サンダーさんは驚きながらも、ステファニーさんに言って、目撃情報等を教えてくれる事になった。


「まあ、纏めるのに1日程時間が欲しいから、回答は明日で良いか?」


「ええ、大丈夫です。 ああ、情報料は今日の買取の分から引いて置いて下さいね。」


「ハハハ、お得意様だから、そこら辺はサービスだよ。」


「ありがとうございます。

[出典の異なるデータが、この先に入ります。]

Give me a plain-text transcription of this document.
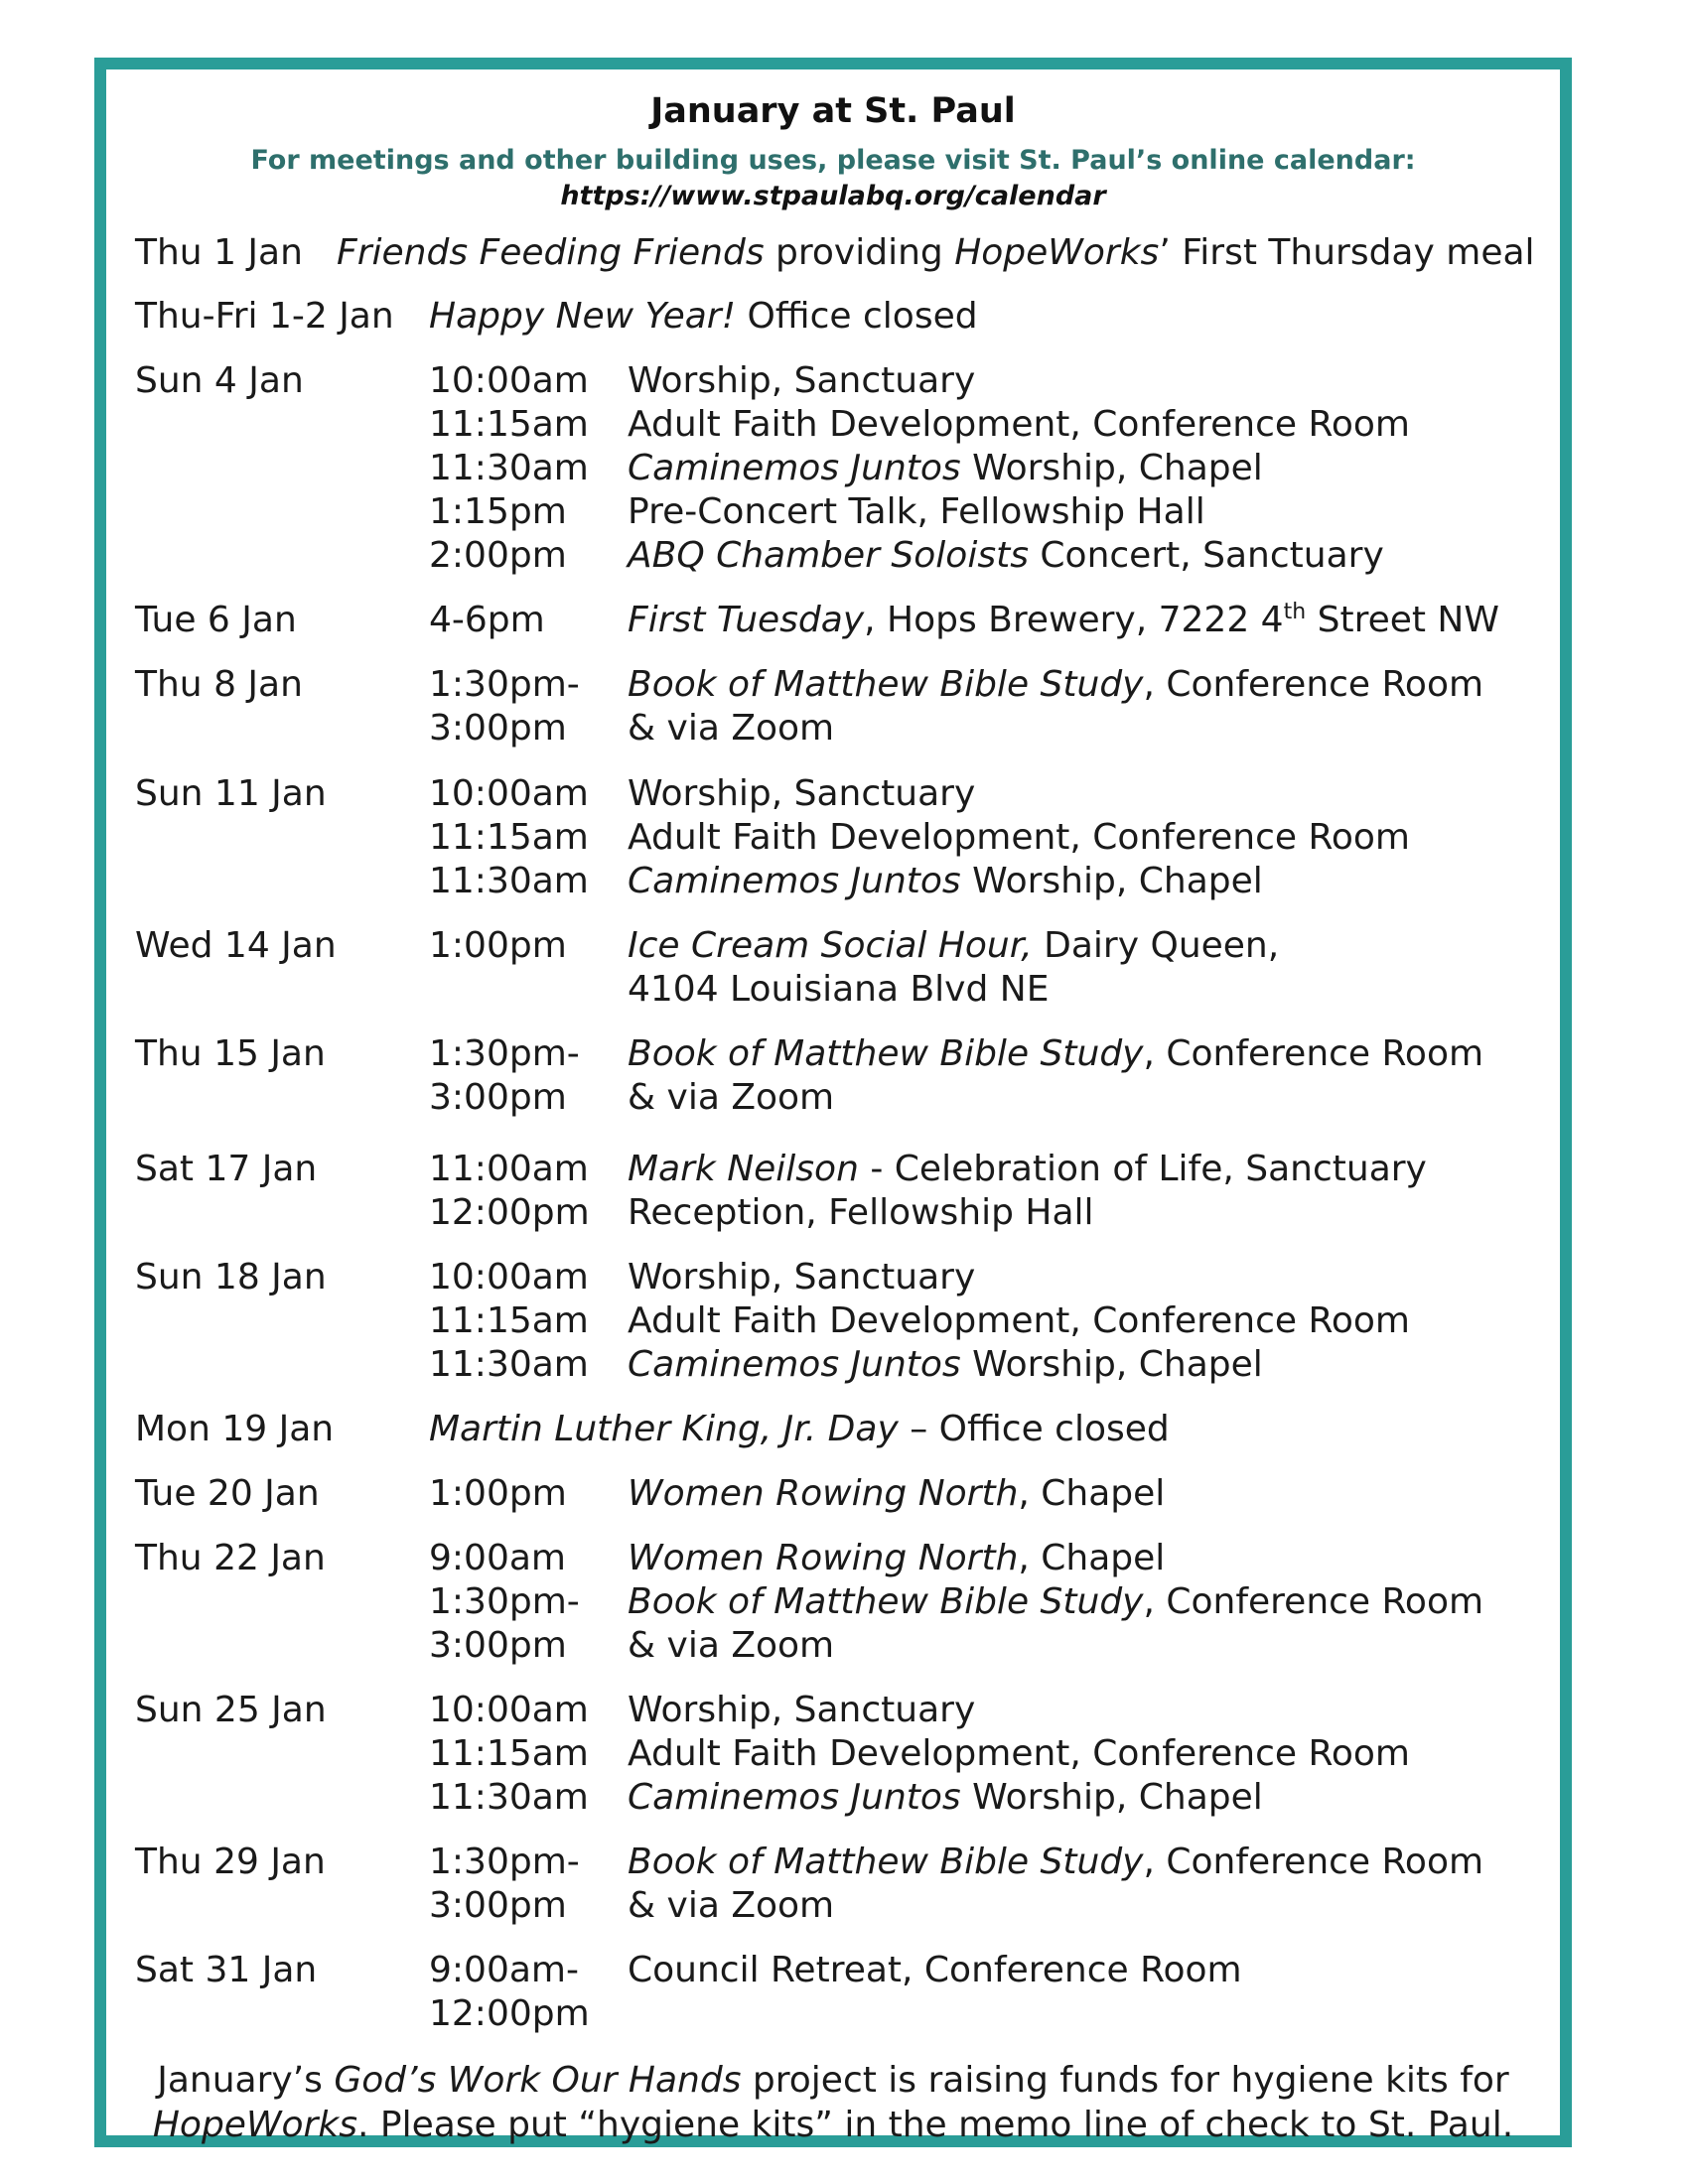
January at St. Paul
For meetings and other building uses, please visit St. Paul’s online calendar:
https://www.stpaulabq.org/calendar
Thu 1 Jan Friends Feeding Friends providing HopeWorks’ First Thursday meal
Thu-Fri 1-2 Jan Happy New Year! Office closed
Sun 4 Jan	10:00am Worship, Sanctuary
11:15am Adult Faith Development, Conference Room
11:30am Caminemos Juntos Worship, Chapel
1:15pm Pre-Concert Talk, Fellowship Hall
2:00pm ABQ Chamber Soloists Concert, Sanctuary
Tue 6 Jan	4-6pm First Tuesday, Hops Brewery, 7222 4th Street NW
Thu 8 Jan	1:30pm- Book of Matthew Bible Study, Conference Room
3:00pm & via Zoom
Sun 11 Jan	10:00am Worship, Sanctuary
11:15am Adult Faith Development, Conference Room
11:30am Caminemos Juntos Worship, Chapel
Wed 14 Jan	1:00pm Ice Cream Social Hour, Dairy Queen,
4104 Louisiana Blvd NE
Thu 15 Jan	1:30pm- Book of Matthew Bible Study, Conference Room
3:00pm & via Zoom
Sat 17 Jan	11:00am Mark Neilson - Celebration of Life, Sanctuary
12:00pm Reception, Fellowship Hall
Sun 18 Jan	10:00am Worship, Sanctuary
11:15am Adult Faith Development, Conference Room
11:30am Caminemos Juntos Worship, Chapel
Mon 19 Jan	Martin Luther King, Jr. Day – Office closed
Tue 20 Jan	1:00pm Women Rowing North, Chapel
Thu 22 Jan	9:00am Women Rowing North, Chapel
1:30pm- Book of Matthew Bible Study, Conference Room
3:00pm & via Zoom
Sun 25 Jan	10:00am Worship, Sanctuary
11:15am Adult Faith Development, Conference Room
11:30am Caminemos Juntos Worship, Chapel
Thu 29 Jan	1:30pm- Book of Matthew Bible Study, Conference Room
3:00pm & via Zoom
Sat 31 Jan	9:00am- Council Retreat, Conference Room
12:00pm
January’s God’s Work Our Hands project is raising funds for hygiene kits for
HopeWorks. Please put “hygiene kits” in the memo line of check to St. Paul.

」


それから、少し世間話をしている間に手続きが完了し、真新しい俺のSランクのギルドカードとアケミさんもCランクのギルドカードを受け取ってギルドを後にした。

幸いな事にロビーを通る際にも何も絡まれずにギルドを出る事が出来たのだった。



「目撃情報ありますかねぇ?」

とアケミさんがギルドを振り返りつつ、呟いていた。


「どうかな? 良くは知らなかったけど、あれってレアなの? それにウーコッコーってどんな魔物なの?」


アケミさんの話では、どうやら、ゴールデン・シープとウーコッコーがレアなんだそうで、他は割と群で目撃される事があるらしい。

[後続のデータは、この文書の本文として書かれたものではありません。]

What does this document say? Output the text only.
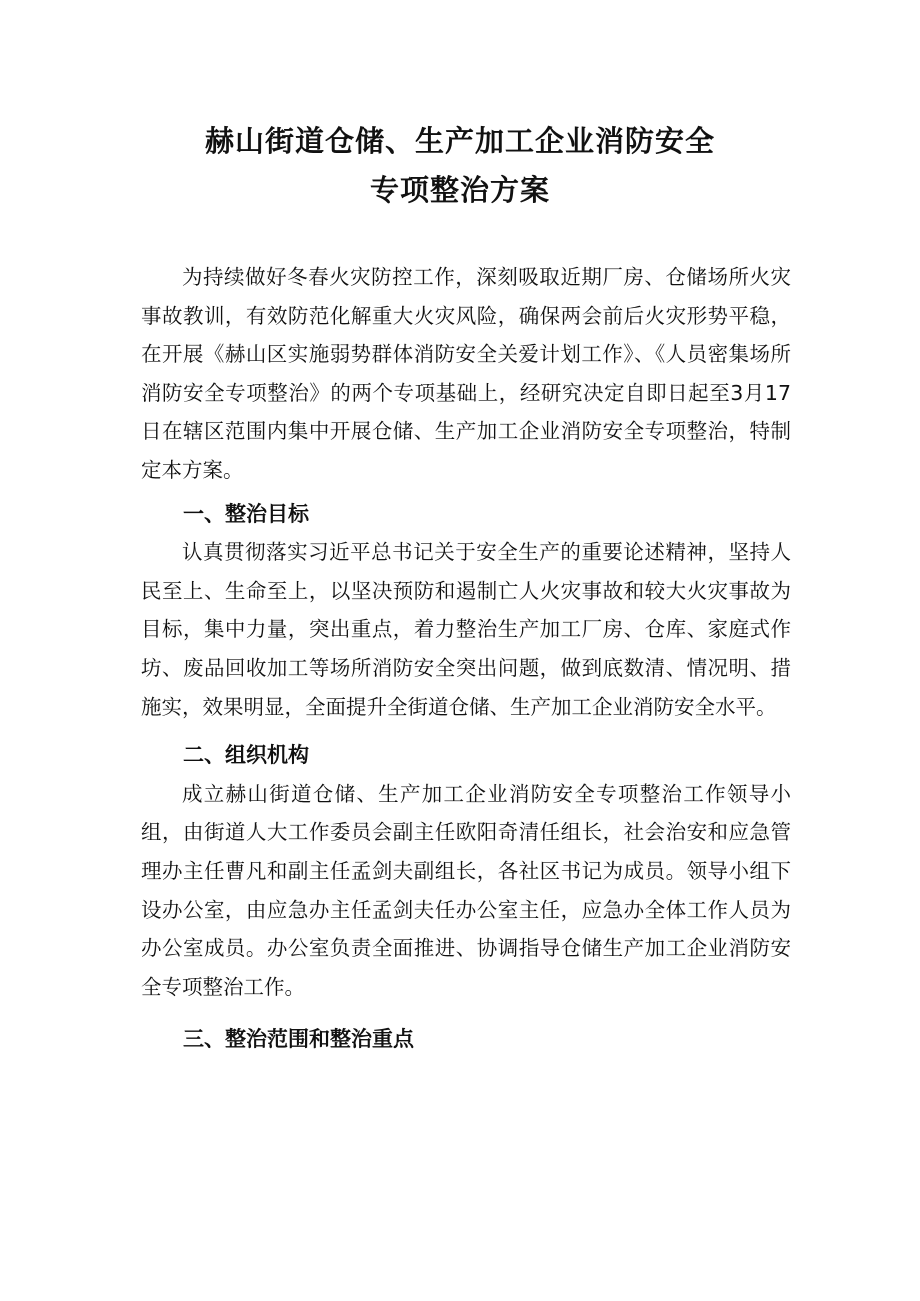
赫山街道仓储、生产加工企业消防安全
专项整治方案

为持续做好冬春火灾防控工作，深刻吸取近期厂房、仓储场所火灾事故教训，有效防范化解重大火灾风险，确保两会前后火灾形势平稳，在开展《赫山区实施弱势群体消防安全关爱计划工作》、《人员密集场所消防安全专项整治》的两个专项基础上，经研究决定自即日起至3月17日在辖区范围内集中开展仓储、生产加工企业消防安全专项整治，特制定本方案。

一、整治目标

认真贯彻落实习近平总书记关于安全生产的重要论述精神，坚持人民至上、生命至上，以坚决预防和遏制亡人火灾事故和较大火灾事故为目标，集中力量，突出重点，着力整治生产加工厂房、仓库、家庭式作坊、废品回收加工等场所消防安全突出问题，做到底数清、情况明、措施实，效果明显，全面提升全街道仓储、生产加工企业消防安全水平。

二、组织机构

成立赫山街道仓储、生产加工企业消防安全专项整治工作领导小组，由街道人大工作委员会副主任欧阳奇清任组长，社会治安和应急管理办主任曹凡和副主任孟剑夫副组长，各社区书记为成员。领导小组下设办公室，由应急办主任孟剑夫任办公室主任，应急办全体工作人员为办公室成员。办公室负责全面推进、协调指导仓储生产加工企业消防安全专项整治工作。

三、整治范围和整治重点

ウーコッコーとは、鶏系の魔物なんだそうで、サイズは一回り大きい感じで、濃厚で美味しい卵を毎日産むんだとか。

その卵1個は小金貨1枚で取引される程にレアなんだそうだ。

しかし、かなり凶暴で、群で行動する為、1匹1匹だとBランク程度なのだが、群だと10匹でAランク相当だそうで。


「ほー! そんなに美味い卵なのか! わぁ~食べたいなぁ。」


「ええ、オムレツとか作ったら、さぞかし美味しいでしょうねぇ。 まあ1個で小金貨1枚ですから、卵5個ぐらいでオムレツ作ると、凄い金額ですよね。フフフ。」


「まあ、オムレツも良いけど、そんなに美味しい卵なら、是非とも卵掛けご飯で食べたいなぁ。」


やっぱりさ、至高の卵料理って、俺はTKGだと思うんだよね。

出汁巻き卵も良いし、ベーコンエッグも大好き。

チーズ入りのオムレツも美味しいし、それを使ってトロトロフワフワのオムライスも美味しいけど、やっぱり最高にホッとするのは炊きたてご飯で作る卵掛けご飯だな。


頭の中で想像しているだけで、涎が出て来てしょうがないな。


「ああ、確かに卵掛けご飯――」

とアケミさんも想像しているらしく、ニマーっと口元が緩んでいた。 フフフ……。